A ese poeta andariego, funanbulesco, contrera y militante, los poetas cordobeses fueron a buscarlo a la redacción de Clarín para invitarlo a participar de un Encuentro Nacional de Escritores que realizaríamos acá cerca, en Vaquerías. Era el año 1974. La triple A y la guerrilla libraban batallas sangrientas, mientras la clase obrera, los estudiantes y vastos sectores de la civilidad luchaban contra una política económica que los asfixiaba.

Hacía un mes que había muerto Perón. Era un agosto horrible pero los poetas seguíamos con la poesía al hombro aportando a esas luchas. RGT era el invitado de lujo, el más emblemático entre otros que se sumaron a la convocatoria.

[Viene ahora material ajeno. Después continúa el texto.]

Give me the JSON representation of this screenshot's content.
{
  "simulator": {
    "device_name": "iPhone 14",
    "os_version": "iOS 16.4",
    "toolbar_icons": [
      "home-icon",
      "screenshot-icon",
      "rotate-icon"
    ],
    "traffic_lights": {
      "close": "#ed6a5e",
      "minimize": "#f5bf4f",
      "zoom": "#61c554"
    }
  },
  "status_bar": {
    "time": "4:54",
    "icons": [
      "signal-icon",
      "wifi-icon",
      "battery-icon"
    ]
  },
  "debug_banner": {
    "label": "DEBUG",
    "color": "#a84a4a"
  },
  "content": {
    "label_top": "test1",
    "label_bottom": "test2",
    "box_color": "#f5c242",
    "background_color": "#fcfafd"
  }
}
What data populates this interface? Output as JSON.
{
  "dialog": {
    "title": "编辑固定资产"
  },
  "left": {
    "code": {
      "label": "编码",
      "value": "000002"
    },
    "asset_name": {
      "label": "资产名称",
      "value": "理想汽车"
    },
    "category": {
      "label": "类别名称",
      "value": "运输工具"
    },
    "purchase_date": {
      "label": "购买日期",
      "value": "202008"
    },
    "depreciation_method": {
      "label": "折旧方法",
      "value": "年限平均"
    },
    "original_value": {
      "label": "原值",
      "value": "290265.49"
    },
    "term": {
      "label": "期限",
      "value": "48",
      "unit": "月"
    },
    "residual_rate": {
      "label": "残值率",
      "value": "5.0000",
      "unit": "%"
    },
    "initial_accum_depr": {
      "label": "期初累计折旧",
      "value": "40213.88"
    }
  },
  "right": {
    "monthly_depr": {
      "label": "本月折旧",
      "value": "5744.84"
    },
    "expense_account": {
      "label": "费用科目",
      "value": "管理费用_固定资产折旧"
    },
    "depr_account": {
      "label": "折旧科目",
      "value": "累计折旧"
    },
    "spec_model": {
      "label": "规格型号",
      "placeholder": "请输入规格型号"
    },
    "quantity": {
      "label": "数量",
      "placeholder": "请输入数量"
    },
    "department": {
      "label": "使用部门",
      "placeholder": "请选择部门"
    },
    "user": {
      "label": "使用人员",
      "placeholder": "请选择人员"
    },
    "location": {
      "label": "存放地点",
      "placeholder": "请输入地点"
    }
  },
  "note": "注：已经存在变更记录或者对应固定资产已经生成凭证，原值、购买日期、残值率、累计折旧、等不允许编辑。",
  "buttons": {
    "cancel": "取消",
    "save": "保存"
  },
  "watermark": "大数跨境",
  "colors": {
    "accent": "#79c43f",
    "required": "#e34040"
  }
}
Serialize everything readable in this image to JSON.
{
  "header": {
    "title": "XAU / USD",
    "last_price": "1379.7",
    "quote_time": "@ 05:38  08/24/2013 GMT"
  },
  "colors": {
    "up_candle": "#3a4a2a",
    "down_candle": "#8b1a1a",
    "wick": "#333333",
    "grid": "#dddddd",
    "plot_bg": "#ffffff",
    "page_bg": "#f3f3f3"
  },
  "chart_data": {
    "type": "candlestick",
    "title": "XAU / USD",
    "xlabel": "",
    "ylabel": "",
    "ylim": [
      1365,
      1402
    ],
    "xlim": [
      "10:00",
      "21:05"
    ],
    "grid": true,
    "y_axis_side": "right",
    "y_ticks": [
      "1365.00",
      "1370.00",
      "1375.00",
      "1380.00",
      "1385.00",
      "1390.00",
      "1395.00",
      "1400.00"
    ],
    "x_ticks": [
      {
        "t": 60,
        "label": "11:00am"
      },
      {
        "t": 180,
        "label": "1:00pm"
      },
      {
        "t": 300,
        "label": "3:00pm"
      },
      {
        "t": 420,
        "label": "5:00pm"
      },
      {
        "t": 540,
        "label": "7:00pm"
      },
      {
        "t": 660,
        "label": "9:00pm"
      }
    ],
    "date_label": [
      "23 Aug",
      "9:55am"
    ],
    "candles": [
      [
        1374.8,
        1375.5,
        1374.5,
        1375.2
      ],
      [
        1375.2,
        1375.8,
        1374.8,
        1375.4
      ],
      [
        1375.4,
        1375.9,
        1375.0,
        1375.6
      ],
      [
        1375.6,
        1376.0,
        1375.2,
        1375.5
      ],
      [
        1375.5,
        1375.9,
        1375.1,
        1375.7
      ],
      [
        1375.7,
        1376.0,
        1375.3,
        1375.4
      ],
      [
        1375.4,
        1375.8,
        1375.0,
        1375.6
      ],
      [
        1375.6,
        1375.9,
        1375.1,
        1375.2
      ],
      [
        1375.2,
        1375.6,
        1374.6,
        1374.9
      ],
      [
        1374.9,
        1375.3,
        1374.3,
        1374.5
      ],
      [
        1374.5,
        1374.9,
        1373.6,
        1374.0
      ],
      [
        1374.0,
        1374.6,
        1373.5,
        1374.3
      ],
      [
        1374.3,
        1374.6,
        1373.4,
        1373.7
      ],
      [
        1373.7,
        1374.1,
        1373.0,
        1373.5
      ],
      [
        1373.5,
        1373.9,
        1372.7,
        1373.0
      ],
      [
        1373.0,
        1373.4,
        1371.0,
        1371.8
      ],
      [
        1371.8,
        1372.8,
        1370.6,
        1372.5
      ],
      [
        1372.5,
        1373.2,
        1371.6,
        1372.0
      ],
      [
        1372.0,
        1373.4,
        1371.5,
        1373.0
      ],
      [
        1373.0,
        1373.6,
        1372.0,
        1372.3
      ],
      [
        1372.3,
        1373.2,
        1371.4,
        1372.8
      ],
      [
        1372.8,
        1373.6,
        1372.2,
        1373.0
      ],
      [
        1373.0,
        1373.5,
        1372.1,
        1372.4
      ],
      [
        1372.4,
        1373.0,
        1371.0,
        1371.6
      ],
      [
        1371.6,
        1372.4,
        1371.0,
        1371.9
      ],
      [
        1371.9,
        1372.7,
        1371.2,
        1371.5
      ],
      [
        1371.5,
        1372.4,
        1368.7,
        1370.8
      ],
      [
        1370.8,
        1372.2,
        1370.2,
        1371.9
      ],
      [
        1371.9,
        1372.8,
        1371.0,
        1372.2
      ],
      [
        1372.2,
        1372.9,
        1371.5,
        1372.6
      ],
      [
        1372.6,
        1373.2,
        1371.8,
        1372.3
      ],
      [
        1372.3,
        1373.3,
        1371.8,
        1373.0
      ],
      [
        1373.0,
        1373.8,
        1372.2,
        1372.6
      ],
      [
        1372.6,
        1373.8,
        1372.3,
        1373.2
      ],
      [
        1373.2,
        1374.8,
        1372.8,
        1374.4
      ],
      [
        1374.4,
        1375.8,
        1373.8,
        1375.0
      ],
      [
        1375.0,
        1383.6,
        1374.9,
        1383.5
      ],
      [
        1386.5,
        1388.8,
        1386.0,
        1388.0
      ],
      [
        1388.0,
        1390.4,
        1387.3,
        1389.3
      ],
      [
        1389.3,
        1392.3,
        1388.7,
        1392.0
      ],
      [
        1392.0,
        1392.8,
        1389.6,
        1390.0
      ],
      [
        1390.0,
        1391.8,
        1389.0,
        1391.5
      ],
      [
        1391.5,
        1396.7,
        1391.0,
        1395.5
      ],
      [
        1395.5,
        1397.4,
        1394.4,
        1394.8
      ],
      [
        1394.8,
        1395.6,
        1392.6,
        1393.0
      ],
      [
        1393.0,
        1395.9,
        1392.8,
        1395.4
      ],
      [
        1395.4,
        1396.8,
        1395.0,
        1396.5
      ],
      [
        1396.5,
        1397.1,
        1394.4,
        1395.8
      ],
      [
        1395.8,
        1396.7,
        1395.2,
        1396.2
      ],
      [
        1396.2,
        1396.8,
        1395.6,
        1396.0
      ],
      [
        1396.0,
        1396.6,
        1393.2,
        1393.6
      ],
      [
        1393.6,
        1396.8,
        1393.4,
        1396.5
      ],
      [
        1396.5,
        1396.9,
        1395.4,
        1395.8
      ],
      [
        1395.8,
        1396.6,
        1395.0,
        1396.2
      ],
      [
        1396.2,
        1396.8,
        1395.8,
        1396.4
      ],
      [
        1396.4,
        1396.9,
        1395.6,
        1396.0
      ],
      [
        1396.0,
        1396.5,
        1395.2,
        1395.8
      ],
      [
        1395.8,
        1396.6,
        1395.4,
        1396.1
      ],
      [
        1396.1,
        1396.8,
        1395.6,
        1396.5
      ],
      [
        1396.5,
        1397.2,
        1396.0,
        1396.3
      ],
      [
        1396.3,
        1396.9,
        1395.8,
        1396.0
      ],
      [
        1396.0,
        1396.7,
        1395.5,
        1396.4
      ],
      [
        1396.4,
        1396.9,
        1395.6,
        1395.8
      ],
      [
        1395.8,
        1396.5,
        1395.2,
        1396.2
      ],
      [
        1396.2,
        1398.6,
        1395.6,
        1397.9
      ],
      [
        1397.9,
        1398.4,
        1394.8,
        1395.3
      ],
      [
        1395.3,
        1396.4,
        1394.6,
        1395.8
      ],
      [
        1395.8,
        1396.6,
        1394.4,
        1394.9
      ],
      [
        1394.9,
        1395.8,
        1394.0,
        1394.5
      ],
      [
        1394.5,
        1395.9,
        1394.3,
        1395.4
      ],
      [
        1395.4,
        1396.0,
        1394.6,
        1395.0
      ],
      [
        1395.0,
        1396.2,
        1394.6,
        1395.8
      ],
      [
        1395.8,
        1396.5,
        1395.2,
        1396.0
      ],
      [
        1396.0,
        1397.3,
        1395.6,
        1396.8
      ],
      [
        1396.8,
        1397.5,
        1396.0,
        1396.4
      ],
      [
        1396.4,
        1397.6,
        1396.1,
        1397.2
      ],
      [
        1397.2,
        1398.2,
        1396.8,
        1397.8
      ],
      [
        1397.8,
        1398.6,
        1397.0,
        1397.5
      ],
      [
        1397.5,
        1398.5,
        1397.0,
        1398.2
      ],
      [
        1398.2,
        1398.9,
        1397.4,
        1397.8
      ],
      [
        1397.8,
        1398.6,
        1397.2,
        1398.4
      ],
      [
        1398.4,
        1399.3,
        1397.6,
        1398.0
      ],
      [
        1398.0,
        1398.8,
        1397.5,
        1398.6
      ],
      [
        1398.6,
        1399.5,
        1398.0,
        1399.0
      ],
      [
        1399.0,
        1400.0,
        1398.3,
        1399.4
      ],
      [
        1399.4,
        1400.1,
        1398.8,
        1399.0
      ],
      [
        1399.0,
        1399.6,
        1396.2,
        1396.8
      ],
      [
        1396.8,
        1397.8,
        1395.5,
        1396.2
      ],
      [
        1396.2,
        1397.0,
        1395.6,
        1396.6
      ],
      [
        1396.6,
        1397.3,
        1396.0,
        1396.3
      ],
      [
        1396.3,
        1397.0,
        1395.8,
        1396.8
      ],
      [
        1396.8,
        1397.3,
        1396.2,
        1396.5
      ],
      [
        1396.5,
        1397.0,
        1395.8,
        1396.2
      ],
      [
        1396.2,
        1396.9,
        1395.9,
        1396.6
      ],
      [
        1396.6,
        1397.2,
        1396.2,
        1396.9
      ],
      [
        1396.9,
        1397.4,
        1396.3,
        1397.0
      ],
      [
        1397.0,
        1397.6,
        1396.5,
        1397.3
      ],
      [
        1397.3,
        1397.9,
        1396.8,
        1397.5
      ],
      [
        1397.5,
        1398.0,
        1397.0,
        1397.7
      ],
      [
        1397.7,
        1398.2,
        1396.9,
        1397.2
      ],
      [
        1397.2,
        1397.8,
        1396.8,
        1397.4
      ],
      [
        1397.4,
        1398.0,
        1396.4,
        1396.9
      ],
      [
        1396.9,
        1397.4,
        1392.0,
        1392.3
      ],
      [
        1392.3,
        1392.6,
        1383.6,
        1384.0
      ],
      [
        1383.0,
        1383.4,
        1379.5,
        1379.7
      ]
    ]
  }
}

El 15 de agosto, Abelardo Castillo con Liliana Heker nos trajeron la mala nueva: la tarde anterior el querido Raúl se había acostado a dormir la siesta y ya no despertó. Se fue a compartir el cielo de Juancito Caminador, a beber la rubia cerveza del pescador Schiltigheim, a poner para siempre veinte centavos en la ranura y ver la vida color de rosa.

Y el poeta que yo era por entonces, se quedó para siempre con la magia impalpable de sus versos, caminando con su sombra bienhechora de hermano mayor. Para aprender definitivamente que "es necesario no asustarse de partir y volver, camaradas, estamos en una encrucijada de caminos que parten y caminos que vuelven".



Jorge Felippa

Nació en Córdoba en 1949. Es autor de las novelas Quiero volver a casa (finalista del Concurso Provincial de Novela Daniel Moyano, 2004), El que avisa no es traidor, También la verdad se inventa (primera mención del Concurso Luis de Tejeda de la Municipalidad de Córdoba, 1986) y Las trampas de la colmena.

Como poeta publicó "Yo no diría la última palabra" (Faja de Honor de la SADE, 1976), "El orden de los factores" (1980), "A brazo partido" (1984), Que veinte años (2000), In/versiones del buey escorpiano (2018) y El rocío y el átomo (2021).

En 1991 fundó y dirigió Op Oloop Ediciones hasta el año 2001. Participó como columnista de "El show de la mañana", en Canal 12 de Córdoba, donde comentaba libros y autores (2005/2008). También fue colaborador del suplemento cultural de La Voz del interior desde 1989 hasta el año 2001.

Desde 1985 dicta talleres de escritura creativa y narrativa en diversas instituciones públicas y privadas. Fue Delegado en Córdoba del Fondo Nacional de las Artes desde el año 2008 hasta el 2015. Ese mismo año recibió, por su trayectoria, el Premio Reconocimiento al Mérito Artístico, que otorga el gobierno de la Provincia de Córdoba.